Suor Laura cita poi papa Francesco (“La fraternità è la profonda vocazione dell’umanità… La tragedia mondiale del Covid ci dà la consapevolezza che nessuno si salva da solo, ma che ci si può salvare soltanto insieme”) e osserva che il pontefice intuendo la nostra solitudine e paura si è fatto parroco del mondo con la messa di ogni mattina alle 7 celebrata in Santa Marta, con i suoi messaggi, con l’Angelus della domenica e con il triduo pasquale da piazza San Pietro. “Chi non si è commosso nel vedere la sua figura bianca salire da solo, sotto la pioggia, la scalinata della Basilica? - scrive - La piazza apparentemente vuota conteneva il volto di tutti i colori del mondo: uomini, donne, bambini, bambine, razze e religioni”.

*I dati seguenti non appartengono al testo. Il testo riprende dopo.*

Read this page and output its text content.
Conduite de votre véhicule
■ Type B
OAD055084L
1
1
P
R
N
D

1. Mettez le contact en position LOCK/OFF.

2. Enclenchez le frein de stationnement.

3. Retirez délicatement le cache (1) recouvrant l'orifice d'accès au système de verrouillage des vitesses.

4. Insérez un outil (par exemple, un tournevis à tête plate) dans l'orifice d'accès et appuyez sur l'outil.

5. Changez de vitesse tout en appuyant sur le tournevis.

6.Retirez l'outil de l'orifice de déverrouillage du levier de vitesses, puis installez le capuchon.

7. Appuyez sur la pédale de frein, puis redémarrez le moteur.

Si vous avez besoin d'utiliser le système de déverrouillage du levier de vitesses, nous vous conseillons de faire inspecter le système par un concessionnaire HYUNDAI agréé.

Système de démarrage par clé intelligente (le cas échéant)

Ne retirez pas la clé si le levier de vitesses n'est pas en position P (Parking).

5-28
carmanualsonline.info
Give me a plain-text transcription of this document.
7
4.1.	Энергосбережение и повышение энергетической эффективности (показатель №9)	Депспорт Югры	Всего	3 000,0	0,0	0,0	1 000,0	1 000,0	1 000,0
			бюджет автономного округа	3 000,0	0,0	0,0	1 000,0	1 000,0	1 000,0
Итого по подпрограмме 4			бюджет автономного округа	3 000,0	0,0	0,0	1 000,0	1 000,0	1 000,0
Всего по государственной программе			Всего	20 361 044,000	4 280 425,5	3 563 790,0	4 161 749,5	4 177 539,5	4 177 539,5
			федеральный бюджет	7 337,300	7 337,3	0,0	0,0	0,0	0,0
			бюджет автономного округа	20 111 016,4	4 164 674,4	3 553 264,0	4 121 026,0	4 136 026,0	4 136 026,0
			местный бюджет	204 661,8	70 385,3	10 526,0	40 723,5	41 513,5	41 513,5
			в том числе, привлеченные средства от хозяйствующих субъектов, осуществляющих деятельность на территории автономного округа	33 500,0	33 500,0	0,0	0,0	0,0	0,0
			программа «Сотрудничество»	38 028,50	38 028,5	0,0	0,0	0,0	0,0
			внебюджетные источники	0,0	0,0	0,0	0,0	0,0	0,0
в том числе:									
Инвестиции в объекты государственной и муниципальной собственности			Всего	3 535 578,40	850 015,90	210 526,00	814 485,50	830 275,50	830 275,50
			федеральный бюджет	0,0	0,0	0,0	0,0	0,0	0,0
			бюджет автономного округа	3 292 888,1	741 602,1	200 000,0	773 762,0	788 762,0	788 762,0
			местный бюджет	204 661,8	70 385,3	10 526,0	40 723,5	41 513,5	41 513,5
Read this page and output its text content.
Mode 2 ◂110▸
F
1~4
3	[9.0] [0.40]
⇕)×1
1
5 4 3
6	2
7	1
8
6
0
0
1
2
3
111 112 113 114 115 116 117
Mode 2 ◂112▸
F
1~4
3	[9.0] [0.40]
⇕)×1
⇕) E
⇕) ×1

Aggiunge suor Laura: “Un’altra realtà è accorgermi che la vita non si è fermata o ridotta. Dopo un primo momento di silenzio e di sconcerto è ripartita su due piani: quella normale sotto i nostri occhi e quella virtuale, che invisibile e silenziosa è entrata come parte importante della nostra vita quotidiana. Mi fermo alle realtà dove siamo presenti come comunità: la parrocchia “Our lady of providence” e “St. Paul Cathedral” e il Servizio ai poveri. Dopo un primo momento di ripensamento e di riorganizzazione le attività sono ripartite in modo virtuale con i vari mezzi di comunicazione moderna. Abbiamo assistito a celebrazioni eucaristiche, ascoltato, pregato, meditato. A “Our lady of providence” dopo la messa c’era un incontro spontaneo per vedersi e per parlare”.
Poi altre considerazioni: “Sono stati ripresi gli incontri dei vari gruppi parrocchiali. A volte mamme, catechiste e responsabili seguono l’incontro in auto tornando dal lavoro o preparando la cena. E’ ripartita anche la catechesi con la preparazione ai sacramenti. A volte, quando a causa del lavoro la catechista tiene l’incontro verso le 8 o le 9 del mattino, si vedono bambine e bambini spuntare dalle finestrine del cellphone ancora in pigiama. La mensa dei poveri di St. John, che ha visto aumentare di molto i suoi “clienti”, ha continuato il suo servizio mettendo due tende nel parcheggio e seguendo la “social distance”. Così anche la Banca del cibo di Saint Peter, che ha visto quadruplicare il numero delle famiglie. Mense dei poveri e Banche del cibo sono state e sono ancora punti vitali per chi ha bisogno. Ho constatato che il volontariato è la perla più preziosa della cultura americana. Comunque, come in tutto il mondo, anche qui c’è molto da fare. I dati parlano di quasi 320mila morti per Covid. A ciò si aggiungono un grave conflitto razziale causa di scontri e di morti, un forte divario sociale, economico, sanitario e politico. Si calcola che presto ci saranno 50 milioni di persone senza sufficiente cibo né possibilità di curarsi, in particolare le minoranze latino e afro-americane”.
“Mentre noi guardiamo con paura, ansia e preoccupazione quanto sta succedendo in questa grande barca del mondo che tutti ci contiene - scrive sempre nella sua “lettera aperta” la religiosa di Abbadia Lariana - alziamo gli occhi al cielo per avere una risposta. Ed ecco, Dio squarcia i cieli e dal suo cuore di padre manda Gesù, suo figlio. Egli viene e mette la sua tenda in mezzo a noi e ci invita a entrare nella sua casa dove regnano l’amore, la pace e la comunione. Ci libera dalla paura e ci dona la gioia della libertà che si fa coraggio per riprendere il nostro cammino e gettare ovunque i semi della sua presenza, della giustizia e della fraternità universale”.